Add class PMStandardizationScaler

Hi Serge,
i find the PMStandardizationScaler is a extremely useful thing, hence please excuse me making a few comments:
#transform: uses self scale & self mean repeatedly. self scale calcs the covarianceMatrix repeatedly which can be a lot of work, perhaps a local var would speed that up.

calculating the whole covariance matrix just for some stdevs, how much programming does that save <g>, more than a half line of code?
the covariance thing calcs,  i think, variance by dividing by size not (size - 1), is that your intention?

i like the architecture, it is simple and obvious to use.
i can use it, thanks!

On Tue, Jul 31, 2018 at 4:03 PM, Serge Stinckwich <[hidden email]> wrote:

calculating the whole covariance matrix just for some stdevs, how much programming does that save <g>, more than a half line of code?
the covariance thing calcs,  i think, variance by dividing by size not (size - 1), is that your intention?

I don't understand what you want to say here.

collection>>stdev
    | avg sample sum |
    avg := self average.
    "see comment in self sum"
    sample := self anyOne.
    sum := self inject: sample into: [:accum :each | accum + (each - avg) squared].
    sum := sum - sample.
    ^ (sum / (self size - 1)) sqrt

the method you use does probably:
^ (sum / self size) sqrt

Hi Serge,

sum( (x_i - average)^2 for i=1:n) / n is a biased estimator of variance.

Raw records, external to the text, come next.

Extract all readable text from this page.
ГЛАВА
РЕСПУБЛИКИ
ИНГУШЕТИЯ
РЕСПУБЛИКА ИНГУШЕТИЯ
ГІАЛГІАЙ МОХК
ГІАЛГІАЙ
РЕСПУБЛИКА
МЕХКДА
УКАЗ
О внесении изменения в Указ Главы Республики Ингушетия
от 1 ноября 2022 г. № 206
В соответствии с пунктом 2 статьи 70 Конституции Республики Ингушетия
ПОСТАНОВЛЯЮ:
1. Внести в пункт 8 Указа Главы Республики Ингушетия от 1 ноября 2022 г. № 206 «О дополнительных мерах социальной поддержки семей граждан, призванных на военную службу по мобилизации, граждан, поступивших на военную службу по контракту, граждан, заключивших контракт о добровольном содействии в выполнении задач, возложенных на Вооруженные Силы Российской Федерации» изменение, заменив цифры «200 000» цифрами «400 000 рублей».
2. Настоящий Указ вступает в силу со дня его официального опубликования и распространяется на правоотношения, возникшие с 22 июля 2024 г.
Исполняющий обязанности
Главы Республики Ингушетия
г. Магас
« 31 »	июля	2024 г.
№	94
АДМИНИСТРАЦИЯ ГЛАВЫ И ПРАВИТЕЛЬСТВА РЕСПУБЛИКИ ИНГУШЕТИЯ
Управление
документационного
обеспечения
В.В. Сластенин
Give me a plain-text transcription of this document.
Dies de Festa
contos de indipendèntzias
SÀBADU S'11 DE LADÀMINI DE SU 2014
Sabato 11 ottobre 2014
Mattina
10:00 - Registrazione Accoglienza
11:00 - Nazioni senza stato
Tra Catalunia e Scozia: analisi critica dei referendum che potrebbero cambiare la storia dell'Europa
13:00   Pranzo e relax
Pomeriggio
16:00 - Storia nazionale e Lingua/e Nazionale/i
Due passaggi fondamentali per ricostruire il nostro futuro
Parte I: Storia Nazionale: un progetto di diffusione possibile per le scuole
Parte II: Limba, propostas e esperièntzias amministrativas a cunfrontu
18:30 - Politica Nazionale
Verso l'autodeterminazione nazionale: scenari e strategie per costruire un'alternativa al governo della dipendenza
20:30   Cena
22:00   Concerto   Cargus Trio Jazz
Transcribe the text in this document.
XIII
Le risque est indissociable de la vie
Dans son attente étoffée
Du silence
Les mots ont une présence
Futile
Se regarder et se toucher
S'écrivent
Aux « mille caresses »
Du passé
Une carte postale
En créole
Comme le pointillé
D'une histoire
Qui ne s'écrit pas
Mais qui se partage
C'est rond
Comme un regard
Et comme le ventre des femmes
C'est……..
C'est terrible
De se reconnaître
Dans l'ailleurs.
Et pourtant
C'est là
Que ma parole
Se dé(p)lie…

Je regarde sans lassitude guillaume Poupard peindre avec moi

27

One must divide by n-1 to obtain an unbiased estimator.

That's probably what Werner means.

See https://en.wikipedia.org/wiki/Unbiased_estimation_of_standard_deviation

Apart the bias, I have verified the formula, and it sounds correct.

But it would deserve an explanation (or a reference to an explanation, in Didier Besset Book?), because it is non trivial.

delta_{n+1} is the difference of (average_estimate_{n} - vector_{n+1}).

We want to use (average_estimate_{n+1} - vector_{n+1}) in the covariance estimator.

But then we should also compensate the evolution of average estimate in previous accumulation...

Let's do it in scalar first:

sum( (x_i - average_estimate_{n+1})^2/n ) = ( sum( x_i^2)/n - 2*sum(x_i)/n*average_estimate_{n+1}+sum(average_estimate_{n+1}^2)/n )

... = sum( x_i^2)/n + average_estimate_{n+1}^2 - 2*average_estimate_{n+1}*average_estimate_n

Since we have computed:

variance_estimate_n = sum( (x_i - average_estimate_n)^2/n ) = sum( x_i^2)/n - average_estimate_n^2

Then compensating the error requires taking:

variance_estimate_n_corrected = variance_estimate_n + (average_estimate_{n+1}-average_estimate_n)^2

... = variance_estimate_n + delta_{n+1}^2

Then, updating the variance with new accumulated value, with biased estimator:

variance_estimate_{n+1} = (variance_estimate_n_corrected * n + (average_estimate_{n+1} - x_{n+1})^2) / (n+1)

average_estimate_{n+1} = average_estimate_n - delta_{n+1}

average_estimate_{n+1} - x_{n+1} = average_estimate_n - x_{n+1} - delta_{n+1}

... = {n+1)*delta_{n+1} - delta_{n+1}

... = n * delta_{n+1}

So, if I did not messed up so far:

variance_estimate_{n+1} = (n * variance_estimate_n + n * delta_{n+1}^2 + n^2*delta_{n+1}) / (n+1)

IOW:

variance_estimate_{n+1} = variance_estimate_n * n/(n+1) + n*delta_{n+1}^2

This can be extended to covariance, and we indeed find the iterative formula which is programmed.